Tuesday, June 02, 2009

Another evidence synthesis and perspective on treatment of DM 2

The conclusions of this Annals piece must sound heretical to the one-size-fits-all EBM Nazis (italics mine):

Some diabetes guidelines set low glycemic control goals for patients with type 2 diabetes mellitus (such as a hemoglobin A1c level as low as 6.5% to 7.0%) to avoid or delay complications. Our review and critique of recent large randomized trials in patients with type 2 diabetes suggest that tight glycemic control burdens patients with complex treatment programs, hypoglycemia, weight gain, and costs and offers uncertain benefits in return. We believe clinicians should prioritize supporting well-being and healthy lifestyles, preventive care, and cardiovascular risk reduction in these patients. Glycemic control efforts should individualize hemoglobin A1c targets so that those targets and the actions necessary to achieve them reflect patients' personal and clinical context and their informed values and preferences.

In its negative view of tight glycemic control in DM 2 this review, in my opinion, does not make enough of a distinction between microvascular and macrovascular outcomes.
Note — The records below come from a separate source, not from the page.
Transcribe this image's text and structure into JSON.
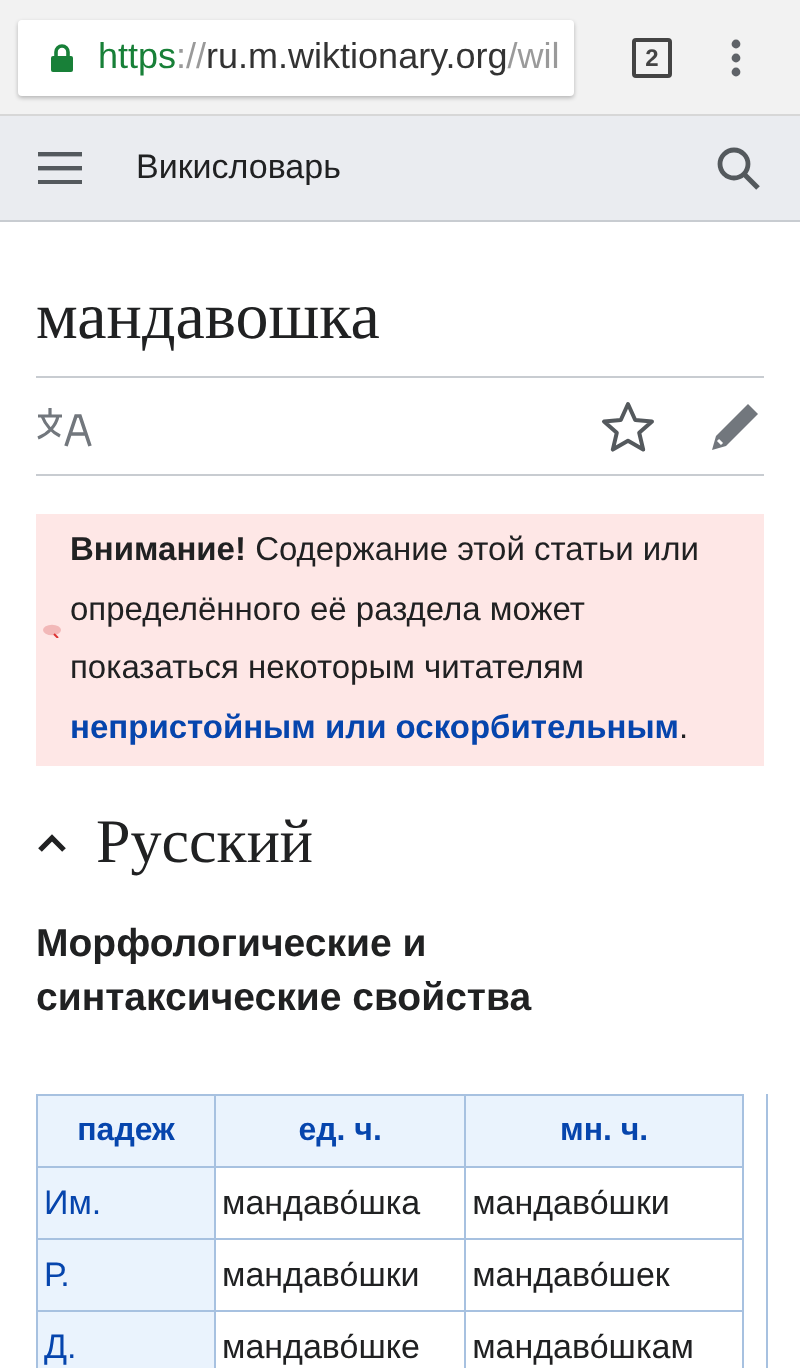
{
  "browser": {
    "url": {
      "scheme": "https",
      "separator": "://",
      "host": "ru.m.wiktionary.org",
      "path": "/wil"
    },
    "tab_count": "2"
  },
  "header": {
    "title": "Викисловарь"
  },
  "page": {
    "title": "мандавошка"
  },
  "notice": {
    "text": "**Внимание!** Содержание этой статьи или определённого её раздела может показаться некоторым читателям ",
    "link": "непристойным или оскорбительным",
    "tail": "."
  },
  "section": {
    "title": "Русский",
    "expanded": true
  },
  "subsection": {
    "title": "Морфологические и синтаксические свойства"
  },
  "table": {
    "columns": [
      "падеж",
      "ед. ч.",
      "мн. ч."
    ],
    "rows": [
      [
        "Им.",
        "мандаво́шка",
        "мандаво́шки"
      ],
      [
        "Р.",
        "мандаво́шки",
        "мандаво́шек"
      ],
      [
        "Д.",
        "мандаво́шке",
        "мандаво́шкам"
      ]
    ]
  }
}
One remarkable outcome of all the DM 2 trials abstracted in the review was weight gain. That’s the price you pay for intensive glycemic control with insulin and insulin secretogogues and it’s precisely the outcome you do not want if you’re trying to reduce macrovascular disease. That helps explain why macrovascular disease is an elusive target and why macrovascular complications were increased in the ACCORD study. As I said here, I will offer a theory on diabetes treatment and macrovascular disease in a future post.

2 comments:

Anonymous said...

The microvascular outcomes you are so confident in are not very impressive.

UKPDS and ADVANCE showed clinically insignificant differences in outcomes with tight vs. "typical" control.

"retinopathy" with no visual differences (ukpds), and "nephropathy" (advance) that didn't matter for any patients. These are meaningless surrogate differences that don't matter for patients.

Interestingly, the retinopathy benefit, however inconsequential, wasn't seen in ADVANCE, and the nephropathy "benefit" wasn't as clear in UKPDS.

R. W. Donnell said...

In UKPDS the nephropathy outcome was a rise in creatinine if I remember correctly.

I suppose what "matters" is in the perception of the patient but for me a creatinine rise would matter as would a number of other asymptomatic endpoints, but that's just me.

I'm all for honoring patients' preferences. I believe the best approach would be to select the glycemic goal for the individual patient based on that patient's values about what outcomes are, or are not, worth the trouble to achieve particular HgbA1C goals.